Ja zmarnowałem conajmnjej 10 lat by jakotako wychodzić na prostą
gość nie miał żadnego wsparcia od rodziców i pewnie teraz jest upośledzony emocjonalnie, normiki: "Kurła, ciesz się że miałeś dach nad głową i nie narzekaj!" jakie to typowe xD
@Naiken no coś w tym rodzaju xD ale kto tego nie przeżył to niestety nie zrozumie
@szmaragdowy_koral to wywal to na stół rodzicom, kolejny przegryw żali się w internecie. Ps pomyliłes portale #pdk
@szmaragdowy_koral czy znasz kogoś urodzonego w latach 80-90 którego rodzice "nauczyli w życie", zapewniali lepszy start ? Bo ja nie znam, oprócz jednej osoby.

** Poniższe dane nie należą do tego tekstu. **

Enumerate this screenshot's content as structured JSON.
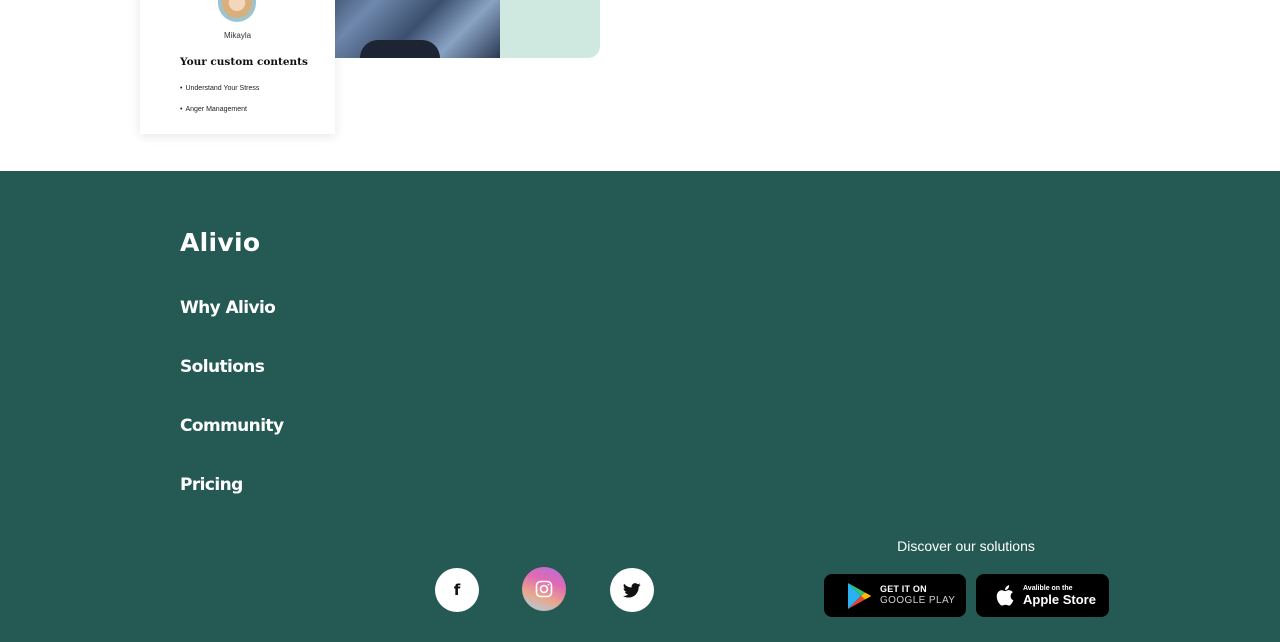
{
  "hero": {
    "card": {
      "name": "Mikayla",
      "title": "Your custom contents",
      "items": [
        "Understand Your Stress",
        "Anger Management"
      ]
    }
  },
  "footer": {
    "logo": "Alivio",
    "nav": [
      "Why Alivio",
      "Solutions",
      "Community",
      "Pricing"
    ],
    "social": {
      "facebook_glyph": "f",
      "icons": [
        "facebook-icon",
        "instagram-icon",
        "twitter-icon"
      ]
    },
    "discover": "Discover our solutions",
    "google_badge": {
      "small": "GET IT ON",
      "big": "GOOGLE PLAY"
    },
    "apple_badge": {
      "small": "Avalible on the",
      "big": "Apple Store"
    }
  },
  "colors": {
    "footer_bg": "#245954",
    "hero_accent": "#cfe9e1",
    "text_light": "#ffffff"
  }
}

Praktycznie każdy urodzony w tym wieku żył w porównaniu do dzisiejszych czasów - w mniejszej lub wiekszej patologii/biedzie.
Zyłeś tak samo jak wiekszość, twoi rodzice dostosowywali sie do wiekszości tak jak dzisiejsi rodzice.

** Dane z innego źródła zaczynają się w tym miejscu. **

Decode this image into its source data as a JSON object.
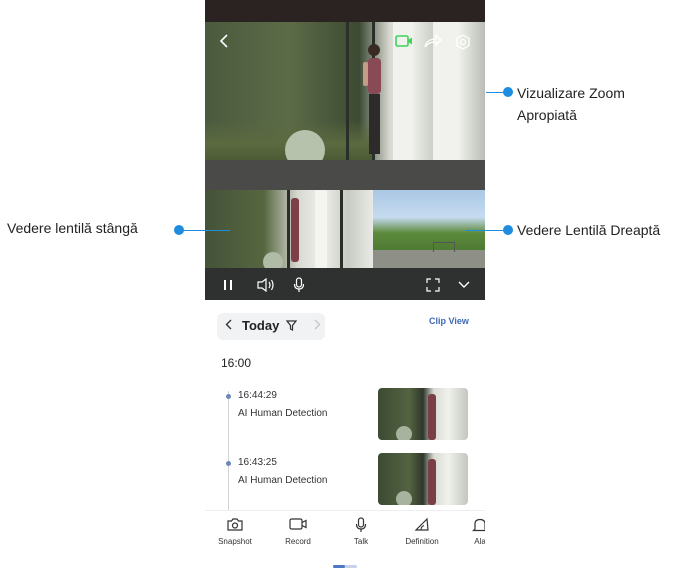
{
  "annotations": {
    "zoom_line1": "Vizualizare Zoom",
    "zoom_line2": "Apropiată",
    "left_lens": "Vedere lentilă stângă",
    "right_lens": "Vedere Lentilă Dreaptă",
    "accent_color": "#1e8de0"
  },
  "video": {
    "top_icons": [
      "back-icon",
      "recording-icon",
      "share-icon",
      "settings-icon"
    ],
    "controls": [
      "pause-icon",
      "volume-icon",
      "microphone-icon",
      "fullscreen-icon",
      "chevron-down-icon"
    ]
  },
  "timeline": {
    "date_label": "Today",
    "clip_view_label": "Clip View",
    "hour_header": "16:00",
    "events": [
      {
        "time": "16:44:29",
        "title": "AI Human Detection"
      },
      {
        "time": "16:43:25",
        "title": "AI Human Detection"
      }
    ]
  },
  "actions": [
    {
      "label": "Snapshot",
      "icon": "camera-icon"
    },
    {
      "label": "Record",
      "icon": "video-record-icon"
    },
    {
      "label": "Talk",
      "icon": "microphone-icon"
    },
    {
      "label": "Definition",
      "icon": "definition-icon"
    },
    {
      "label": "Ala",
      "icon": "alarm-icon"
    }
  ]
}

Dzisiejsi rodzice nie wysyłaja dzieci na zajecia dodatkowe ze wzgłedu na jakieś własne rozkminy, tylko ze wzgłedu na obecne standardy które sie zmieniają. Gdyby dzisiaj standardem było zamiast zapisywanie na zajecia dodatkowe to tłuczenie dziecka kablem od prodiża to dzisiejsi rodzice zamawialiby tenże kabel bez prodiża (bo na co komu prodiż gdy jest termomix , frytkownica beztłuszczowa itp) do paczkomatu by tłuć swoje dzieci.
To tak jakby ktoś podobny do Ciebie pisał za kilkadziesiąt lat że jego rodzice go zaniedbali bo nie zapewnili mu tego co teraz jest zapewniane czyli np terapii hormonalnych czy co tam w przyszłości bedzie standardem.
Wymieniłeś głównie brak wsparcia i biede, nie wymieniłeś tego co oprócz tego było dość powszechne w polskich domach tamtego okresu czyli alkohol i przemoc wiec moznaby rzecz ze miałeś na tle równieśników w miare normalne dzieciństwo.
@szmaragdowy_koral "kocham cię" raz na 5 lat to nieźle w porównaniu do tego co ja miałem. Ogarniesz się, u mnie najważniejsza była nauka kontaktów międzyludzkich, bo nikt mnie tego nie nauczył. Pozdro.
Zapomniałeś wspomnieć o wizytach policji/ ojcu alkoholiku i ukrywaniu się w pokoju dopóki przestanie drzeć się na matkę i pójdzie spać, wyuczona bezradność itp.